Mr. Bellone said hospitalizations and deaths are the two key metrics he’s keeping an eye on.
“Unfortunately with this wave we have now surpassed the total number in hospitalizations for the second wave, which was a year ago of the pandemic, and the number of deaths has been steadily climbing. Between Christmas and New Years we saw 55 people die from the virus.”
Hospitalizations in the county have climbed to 875, compared to 157 on Dec. 1.
The county executive said he’s hopeful that as cases have so quickly risen, they will also quickly drop, but there is no certainty to that.
Suffolk County Legislator Leslie Kennedy, who’s a registered nurse, noted that the tests handed out are rapid tests and are less accurate than the PCR tests.
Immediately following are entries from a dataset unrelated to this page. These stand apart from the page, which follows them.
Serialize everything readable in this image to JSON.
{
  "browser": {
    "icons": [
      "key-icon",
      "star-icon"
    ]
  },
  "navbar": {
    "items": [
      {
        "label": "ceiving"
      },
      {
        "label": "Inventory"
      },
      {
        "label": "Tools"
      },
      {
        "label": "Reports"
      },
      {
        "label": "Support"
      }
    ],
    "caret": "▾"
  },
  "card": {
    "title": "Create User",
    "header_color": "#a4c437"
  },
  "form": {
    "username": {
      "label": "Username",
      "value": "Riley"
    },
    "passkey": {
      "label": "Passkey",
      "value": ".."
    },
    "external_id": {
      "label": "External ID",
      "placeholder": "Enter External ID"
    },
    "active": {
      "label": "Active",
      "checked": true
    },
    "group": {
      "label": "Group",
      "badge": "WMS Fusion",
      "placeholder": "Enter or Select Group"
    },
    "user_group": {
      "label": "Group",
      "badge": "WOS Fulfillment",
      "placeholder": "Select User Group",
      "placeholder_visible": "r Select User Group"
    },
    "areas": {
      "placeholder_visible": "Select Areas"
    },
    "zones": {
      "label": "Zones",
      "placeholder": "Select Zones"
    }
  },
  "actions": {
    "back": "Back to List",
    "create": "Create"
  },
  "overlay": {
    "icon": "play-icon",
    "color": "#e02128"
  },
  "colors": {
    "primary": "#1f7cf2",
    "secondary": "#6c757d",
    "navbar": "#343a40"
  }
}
Anyone who tests negative on the rapid test but still maintains symptoms should get a PCR test as well, she said.
Paule Pachter, the CEO of Long Island Cares, said it’s critical the nonprofits work together with the county and Legislature because the people targeted for the program are at “tremendous risk.”
People who struggle with food insecurity are commonly facing health issues such as diabetes, high cholesterol and obesity that put them at greater risk to suffering serious illness from the coronavirus, he said.
“Long Island Cares is very proud to be collaborating with our partners at Island Harvest to make sure these quick tests are available to any person on Long Island who is struggling,” he said. “There’s a segment of the population that have no transportation and as you know Nassau and Suffolk counties are transportation regions. You don’t get around both counties much with public transportation.”
Distribution is expected to occur over two weeks through satellite locations and mobile outreach programs.
Long Island Cares provided food assistance to an additional 287,481 people between March 2020 and 2021, on top of the 259,000 people already known to the Long Island network.
Randi Shubin Dresner, president and CEO of Island Harvest, said the nonprofit has a partnership with 74 community based nonprofit organizations. The test kit distribution program “will provide immediate distribution to Suffolk County residents in targeted hotspot areas,” she said.